As a general matter, federal judges will recuse if they have some sort of relationship with one of the named parties. Indeed, most clerks will screen cases, to avoid assigning a matter to a judge that would create a potential recusal. Occasionally, conflicted cases slip through the cracks–even at the Supreme Court. Sometimes the identity of all parties isn’t obvious, and a conflict only becomes clear after the case is assigned. But what happens when the conflict arises based on an amicus brief? Friends of the court may file briefs long after the panels are assigned. And these filings may give rise to conflicts of interest. What should a court do in such a case?
In 2018, the Federal Rules of Appellate Procedure were amended to address this situation. Rule 29(a)(2) provides:
Any other amicus curiae may file a brief only by leave of court or if the brief states that all parties have consented to its filing, but a court of appeals may prohibit the filing of or may strike an amicus brief that would result in a judge’s disqualification.
In short, if an amicus brief would create a recusal, the court can strike it.
The Fifth Circuit relied on this rule in Texas v. United States, the challenge to the Affordable Care Act. On April 1, 2019, Children’s Partnership and First Focus filed an amicus brief. They were represented by Stuart Delery of Gibson, Dunn & Crutcher. On April 8, 2019, the docket reflected a one-line, unsigned order:
COURT ORDER striking AMICUS BRIEF filed by First Focus and Children’s Partnership.
No explanation was given. But the conventional wisdom was that the brief was struck to avoid Judge Jim Ho’s recusal. (Ho had worked at Gibson, and his wife is currently a partner there). That strike also led some to speculate that Judge Ho might be on the three-judge panel. Ultimately, he was not on that panel. And he eventually recused from the en banc court, even though the Gibson brief was struck. (My uninformed speculation: Judge Ho recused based on his work on the original ACA challenge as Texas Solicitor General.)
Judge Andrew Brasher, a new member of the Eleventh Circuit chose a different approach. Today he recused from en banc consideration of Florida’s felon disenfranchise case. There was no conflict with any of the parties. Rather, he identified a conflict because the Alabama Attorney General, his former employer, filed an amicus brief. He explained:
Before joining the bench last year as a district judge, I worked as a lawyer at the State of Alabama Attorney General’s Office. Upon being nominated and confirmed to the position of district judge, I conferred with staff at the Committee on Codes of Conduct for the Judicial Conference of the United States about recusal-related issues. They recommended that I adopt a general policy of recusing from cases in which lawyers from the Alabama Attorney General’s Office represent a party for about two years. This policy would avoid any appearance of partiality by allowing a reasonable time period between when I worked with these lawyers as a colleague and when I might rule in one of their cases as a judge.

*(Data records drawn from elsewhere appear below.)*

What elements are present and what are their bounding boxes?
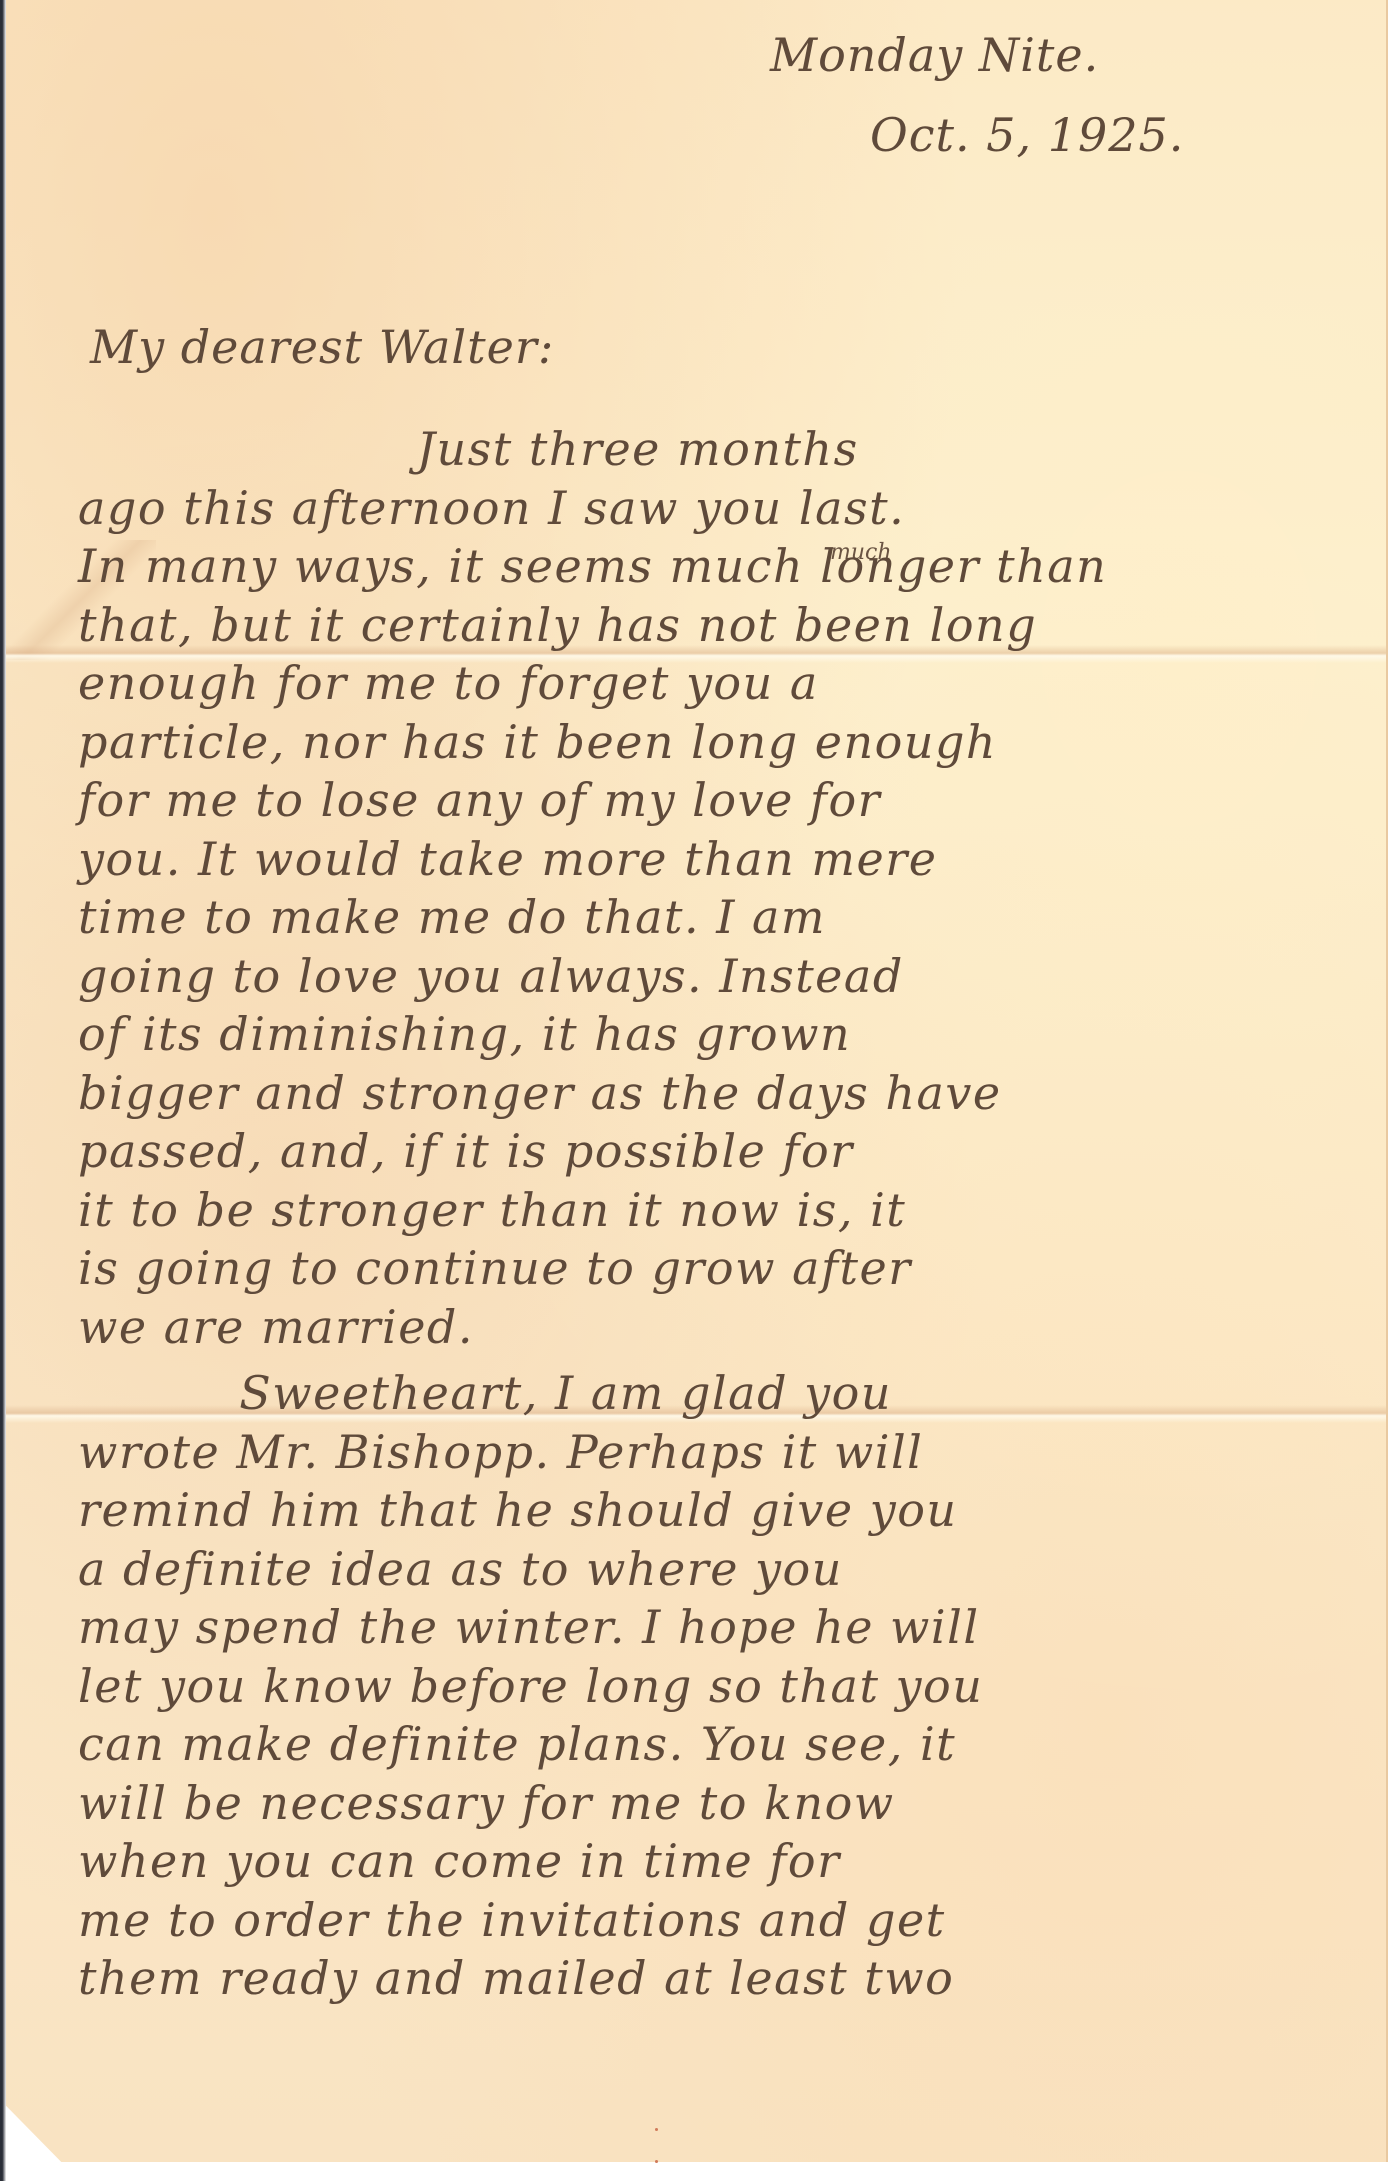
text-line: wrote Mr. Bishopp. Perhaps it will bbox=[78, 1423, 1378, 1482]
letter-date: Oct. 5, 1925. bbox=[870, 108, 1184, 162]
text-line: time to make me do that. I am bbox=[78, 888, 1378, 947]
text-line: Just three months bbox=[78, 420, 1378, 479]
scan-left-edge bbox=[0, 0, 6, 2181]
text-line: is going to continue to grow after bbox=[78, 1239, 1378, 1298]
letter-body: Just three months ago this afternoon I s… bbox=[78, 420, 1378, 2008]
text-line: passed, and, if it is possible for bbox=[78, 1122, 1378, 1181]
paragraph-2: Sweetheart, I am glad you wrote Mr. Bish… bbox=[78, 1364, 1378, 2008]
text-line: them ready and mailed at least two bbox=[78, 1949, 1378, 2008]
text-line: In many ways, it seems much longer than bbox=[78, 537, 1378, 596]
text-line: let you know before long so that you bbox=[78, 1657, 1378, 1716]
text-line: when you can come in time for bbox=[78, 1832, 1378, 1891]
text-line: can make definite plans. You see, it bbox=[78, 1715, 1378, 1774]
salutation: My dearest Walter: bbox=[90, 320, 554, 374]
text-line: it to be stronger than it now is, it bbox=[78, 1181, 1378, 1240]
text-line: you. It would take more than mere bbox=[78, 830, 1378, 889]
text-line: me to order the invitations and get bbox=[78, 1891, 1378, 1950]
text-line: remind him that he should give you bbox=[78, 1481, 1378, 1540]
paper-stain bbox=[655, 2160, 658, 2163]
text-line: ago this afternoon I saw you last. bbox=[78, 479, 1378, 538]
text-line: enough for me to forget you a bbox=[78, 654, 1378, 713]
text-line: that, but it certainly has not been long bbox=[78, 596, 1378, 655]
text-line: particle, nor has it been long enough bbox=[78, 713, 1378, 772]
text-line: going to love you always. Instead bbox=[78, 947, 1378, 1006]
text-line: bigger and stronger as the days have bbox=[78, 1064, 1378, 1123]
paragraph-1: Just three months ago this afternoon I s… bbox=[78, 420, 1378, 1356]
text-line: for me to lose any of my love for bbox=[78, 771, 1378, 830]
text-line: a definite idea as to where you bbox=[78, 1540, 1378, 1599]
text-line: of its diminishing, it has grown bbox=[78, 1005, 1378, 1064]
text-line: will be necessary for me to know bbox=[78, 1774, 1378, 1833]
letter-day: Monday Nite. bbox=[770, 28, 1099, 82]
paper-stain bbox=[655, 2128, 658, 2131]
text-line: Sweetheart, I am glad you bbox=[78, 1364, 1378, 1423]
text-line: we are married. bbox=[78, 1298, 1378, 1357]
text-line: may spend the winter. I hope he will bbox=[78, 1598, 1378, 1657]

Other judges may reasonably choose different policies or different time periods. Some judges may not feel the need for a blanket recusal policy at all. But I thought the suggestion was a good idea, it was consistent with the recusal policies of other members of the district court on which I served, and I adopted the policy as a district judge.
I intend to continue following this recusal policy as a member of this court. In this case, lawyers from the Alabama Attorney General’s Office filed an amicus brief. Whether and how a judge’s recusal policies should apply to amicus participation is an unsettled area. But, with some exceptions that do not apply here, my policies apply to amici in the same way they apply to parties. For that reason, I am recusing myself from this matter.
Brasher could have asked the clerk to strike the Alabama amicus brief. But he instead chose to recuse. I appreciate this clarity. Judge Brasher explained, with candor, why he was stepping down. Far too often recusal orders are void of reasoning. I agree with his rationale.
As an ethical matter, I think it better for the judge to step down than to strike the unwitting amicus brief. FRAP 29(a)(2) permits that resolution, but it is eminently unfair to the parties. Put yourselves in the shoes of the attorney who spent time and money writing a brief, only for it to be invalidated. However, this practice sends a clear signal to the market: clients who agree with Judge Ho’s general jurisprudence may be hesitant to hire Gibson Dunn to file an amicus brief for the Fifth Circuit, lest their brief force a recusal. For similar reasons, the Alabama Attorney General, may be hesitant to file amicus briefs in Eleventh Circuit. For the next two years, Judge Brasher will be recused from any case in which the Alabama Attorney General’s office is a party, or serves as an amicus. I suspect we will see multi-state coalitions file in the Eleventh Circuit, with Alabama left off the signature block.
There is a unique situation where FRAP 29(a)(2) makes eminent sense: parties may deliberately try to force a specific judge to recuse by hiring her former firm to file an amicus brief. I think this possibility is rare, because most firms would not knowingly take a client who is trying to force the disqualification of their former colleague.